Stalemate in Programmed worker deal

Programmed Maintenance Services says it is stuck in a stalemate with the maritime workers union over "impractical" demands for about 500 seafarers working in North West waters.

Like other marine services providers, Programmed has been unable to reach an enterprise bargaining agreement with the Maritime Union of Australia since the previous deal expired last year.

The company said the risk of industrial action among workers at subsidiary Total Marine Services might cause some customers to defer work.

"It's impractical for us to even contemplate accepting many of the terms they want," Programmed managing director Chris Sutherland said.

"We have to respect that our clients' capacity to pay is limited.

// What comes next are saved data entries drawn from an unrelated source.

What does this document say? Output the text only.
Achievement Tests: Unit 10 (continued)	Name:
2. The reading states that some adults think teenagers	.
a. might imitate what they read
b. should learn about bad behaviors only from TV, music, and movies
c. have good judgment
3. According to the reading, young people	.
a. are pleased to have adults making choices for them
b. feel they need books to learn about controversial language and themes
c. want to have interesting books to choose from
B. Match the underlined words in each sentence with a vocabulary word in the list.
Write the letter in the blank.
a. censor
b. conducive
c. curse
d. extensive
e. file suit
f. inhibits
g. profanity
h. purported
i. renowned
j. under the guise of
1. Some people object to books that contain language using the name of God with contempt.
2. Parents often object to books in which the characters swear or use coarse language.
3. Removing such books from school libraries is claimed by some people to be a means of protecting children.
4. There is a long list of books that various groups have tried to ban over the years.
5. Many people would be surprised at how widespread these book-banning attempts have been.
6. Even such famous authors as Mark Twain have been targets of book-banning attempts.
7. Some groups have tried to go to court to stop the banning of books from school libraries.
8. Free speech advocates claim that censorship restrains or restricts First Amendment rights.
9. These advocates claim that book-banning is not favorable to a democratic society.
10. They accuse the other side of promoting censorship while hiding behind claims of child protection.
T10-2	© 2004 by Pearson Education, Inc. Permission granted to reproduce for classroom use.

"If we accept a deal that's uneconomic or impractical to apply, we won't have a business. People won't use us."

While talks with the MUA were continuing, the negotiations were in a "classic stalemate".

"I'm not sure what the breakthrough will be. We're very keen to see if we can find that."

Programmed will be watching closely a hearing in the Fair Work Commission next month between the MUA and marine contractor Tidewater.

A planned two-day strike this week by about 100 Tidewater employees over an EBA standoff was suspended after the commission issued an interim order against the union.

Programmed yesterday reported a $31 million net profit for the year ended March 30, down 3 per cent.

The result was underpinned by a 21 per cent increase in earnings at the company's property and infrastructure division. That was offset by a fall of the same percentage in resources following the completion of a manpower contract at CITIC Pacific's Sino Iron magnetite project in the Pilbara.